I thought my T would enjoy a good joke but he looked a little taken off guard, like he wasn't quite sure how to take that. LOL!!!
I hope you are right that transference = pain = movement.
I did the unthinkable today and I didn't mean to. It just happened.
When I was talking to him on the phone, at the end of our conversation I told him I hated him. I immediately felt bad about saying that, so I said, I don't really meant that. And he said, I know. And then I said, it's opposite day.
You see, I've never told him that I love him and I was only planning on telling him (although he knows and I know he knows) on that last day when I walk out of his office for good.
It certainly wasn't in the plan that I tell him that. So, when I got off the phone with him, I immediately started to panic that it would push him away. That he'd get scared.
And then I asked myself, what is the big deal? There should be more love in the world. We should all be able to love freely without being afraid that people will get scared.
After that, I realized that I haven't loved that many people in my life. Not like this. My Dad. A couple of others.

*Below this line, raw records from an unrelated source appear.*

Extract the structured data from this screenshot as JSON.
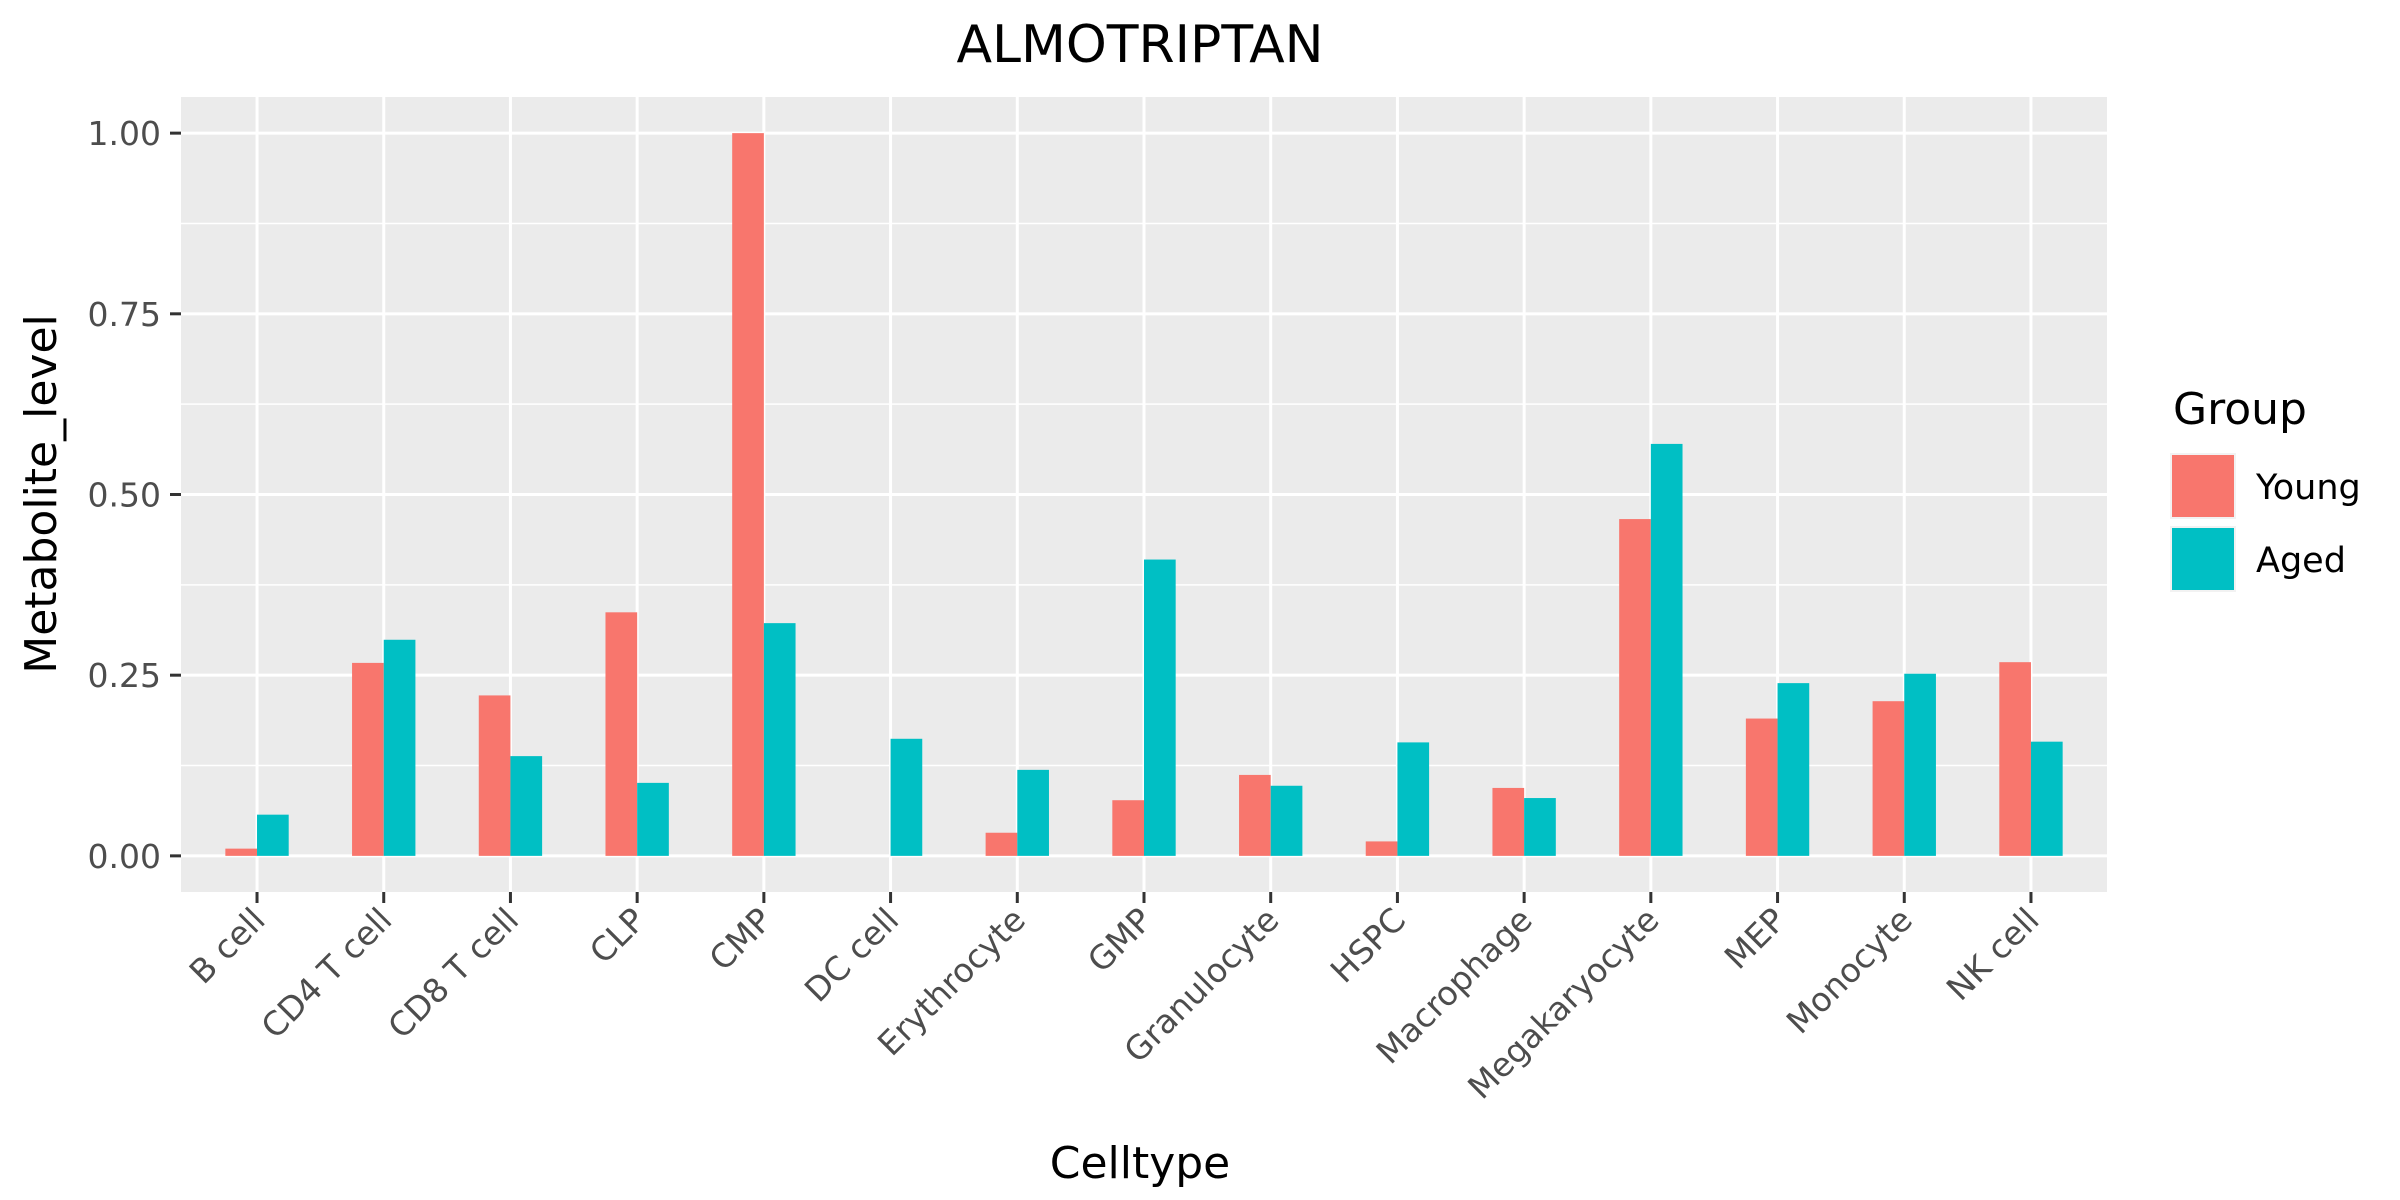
{
  "chart_data": {
    "type": "bar",
    "title": "ALMOTRIPTAN",
    "xlabel": "Celltype",
    "ylabel": "Metabolite_level",
    "categories": [
      "B cell",
      "CD4 T cell",
      "CD8 T cell",
      "CLP",
      "CMP",
      "DC cell",
      "Erythrocyte",
      "GMP",
      "Granulocyte",
      "HSPC",
      "Macrophage",
      "Megakaryocyte",
      "MEP",
      "Monocyte",
      "NK cell"
    ],
    "series": [
      {
        "name": "Young",
        "color": "#F8766D",
        "values": [
          0.01,
          0.267,
          0.222,
          0.337,
          1.0,
          0.0,
          0.032,
          0.077,
          0.112,
          0.02,
          0.094,
          0.466,
          0.19,
          0.214,
          0.268
        ]
      },
      {
        "name": "Aged",
        "color": "#00BFC4",
        "values": [
          0.057,
          0.299,
          0.138,
          0.101,
          0.322,
          0.162,
          0.119,
          0.41,
          0.097,
          0.157,
          0.08,
          0.57,
          0.239,
          0.252,
          0.158
        ]
      }
    ],
    "ylim": [
      -0.05,
      1.05
    ],
    "yticks": [
      0.0,
      0.25,
      0.5,
      0.75,
      1.0
    ],
    "ytick_labels": [
      "0.00",
      "0.25",
      "0.50",
      "0.75",
      "1.00"
    ],
    "legend": {
      "title": "Group",
      "position": "right"
    },
    "grid": true,
    "panel_background": "#EBEBEB"
  }
}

And then I remembered that in my FOO, no one every said they loved anyone else. It was too embarrassing to go there. As if there was shame in loving.
Or it hurt too much.
The only time I told my Dad I loved him was right before he died. I knew he was dying and I really wanted him to know that I loved him. I worried that if I told him that I loved him, he'd think that I thought he was dying. But I had to say it anyway. I couldn't let him go without telling him that I loved him. So I did. And he said it back, although a bit strained, but he wasn't feeling too good at the time.
So, then I thought, you know, I really need to learn to love more people and to give love more freely. And it only seems fitting and right that it starts right there in therapy.
My kids are so different. They tell me and each other that they love them every day. My oldest won't go to bed without telling me she loves me and I say it back. She keeps repeating, "love you" until I respond. I don't know why it was such a hard thing to say in my FOO.
So, for right now, I've calmed myself down about what I effectively told my T today. That is, until I have to walk in there on Monday.